A number of protocols have been developed to facilitate the reporting of VoIP call quality of service (QoS) and quality of experience (QoE). RTP Control Protocol (RTCP) extended reports, SIP RTCP summary reports, H.460.9 Annex B (for H.323), H.248.30, and MGCP extensions are among them.

The RTCP’s Extensive Report During a live call, an IP phone or gateway generates a VoIP metrics block that contains information on packet loss rate, packet discard rate (due to jitter), packet loss/discard burst metrics (burst length/density, gap length/density), network delay, end system delay, signal/noise/echo level, mean opinion scores (MOS) and R factors, and configuration information. During a conversation, VoIP metrics reports are exchanged between IP endpoints on an as-needed basis, and an end-of-call message is provided through SIP RTCP summary report or one of the other signaling protocol extensions. The purpose of VoIP metrics reports is to aid in decision-making.

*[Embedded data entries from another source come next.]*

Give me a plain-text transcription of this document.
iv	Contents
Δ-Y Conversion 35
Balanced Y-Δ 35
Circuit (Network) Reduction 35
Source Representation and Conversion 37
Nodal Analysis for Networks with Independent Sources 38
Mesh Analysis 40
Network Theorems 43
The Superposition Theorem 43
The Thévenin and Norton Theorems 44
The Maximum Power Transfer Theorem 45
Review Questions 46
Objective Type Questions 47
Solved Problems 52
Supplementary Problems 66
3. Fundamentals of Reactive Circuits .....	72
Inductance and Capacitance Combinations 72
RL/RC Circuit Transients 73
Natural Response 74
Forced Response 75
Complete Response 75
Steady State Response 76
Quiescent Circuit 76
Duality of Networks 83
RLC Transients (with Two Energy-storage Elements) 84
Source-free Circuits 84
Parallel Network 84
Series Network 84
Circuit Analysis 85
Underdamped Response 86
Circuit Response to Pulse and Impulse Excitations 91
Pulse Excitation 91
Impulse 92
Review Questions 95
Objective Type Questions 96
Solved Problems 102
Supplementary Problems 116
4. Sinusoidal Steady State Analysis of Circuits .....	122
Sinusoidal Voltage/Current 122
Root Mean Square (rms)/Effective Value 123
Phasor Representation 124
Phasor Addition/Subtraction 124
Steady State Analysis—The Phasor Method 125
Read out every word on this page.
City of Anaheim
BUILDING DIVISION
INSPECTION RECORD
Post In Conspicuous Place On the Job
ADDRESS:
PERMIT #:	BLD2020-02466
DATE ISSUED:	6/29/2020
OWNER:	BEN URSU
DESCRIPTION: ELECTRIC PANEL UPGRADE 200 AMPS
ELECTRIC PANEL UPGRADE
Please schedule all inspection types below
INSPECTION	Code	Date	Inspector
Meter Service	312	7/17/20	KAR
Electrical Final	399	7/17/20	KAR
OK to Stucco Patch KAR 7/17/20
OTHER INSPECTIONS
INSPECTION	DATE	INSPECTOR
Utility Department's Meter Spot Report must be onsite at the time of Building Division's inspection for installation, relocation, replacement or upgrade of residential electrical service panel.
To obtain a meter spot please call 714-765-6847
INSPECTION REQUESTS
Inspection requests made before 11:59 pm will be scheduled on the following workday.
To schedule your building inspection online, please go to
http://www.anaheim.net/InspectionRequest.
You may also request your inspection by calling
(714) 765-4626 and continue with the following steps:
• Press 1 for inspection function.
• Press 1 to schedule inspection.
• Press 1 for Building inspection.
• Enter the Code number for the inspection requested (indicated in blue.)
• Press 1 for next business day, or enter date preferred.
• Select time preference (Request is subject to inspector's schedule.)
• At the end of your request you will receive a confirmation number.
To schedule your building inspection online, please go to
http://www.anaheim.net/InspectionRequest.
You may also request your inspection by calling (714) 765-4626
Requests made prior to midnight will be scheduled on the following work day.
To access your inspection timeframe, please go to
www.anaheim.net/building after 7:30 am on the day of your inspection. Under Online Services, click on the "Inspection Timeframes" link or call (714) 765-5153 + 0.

DSL modems generally provide Ethernet connections to local devices, although they might also be Asynchronous Transfer Mode (ATM) modems on the inside. They employ ATM Adaptation Layer 5 (AAL5) to divide each Ethernet packet into a sequence of 53-byte ATM cells for transmission, then reassemble them into Ethernet frames at the receiving end.

Using a distinct virtual circuit identifier (VCI) for audio over IP may minimize latency on shared connections. Because worst-case latency reduces with increasing link speed, ATM’s potential for latency reduction is highest on sluggish networks. At 128 kbit/s, a full-size (1500 byte) Ethernet frame takes 94 ms to transmit, but just 8 ms at 1.5 Mbit/s. If this is the bottleneck connection, the latency is likely to be low enough to provide adequate VoIP performance without the need for MTU reductions or additional ATM VCs. The most recent types of DSL, VDSL and VDSL2, offer Ethernet without the need for intermediary ATM/AAL5 layers, and they typically support IEEE 802.1p priority tagging, allowing VoIP to be prioritized over other traffic.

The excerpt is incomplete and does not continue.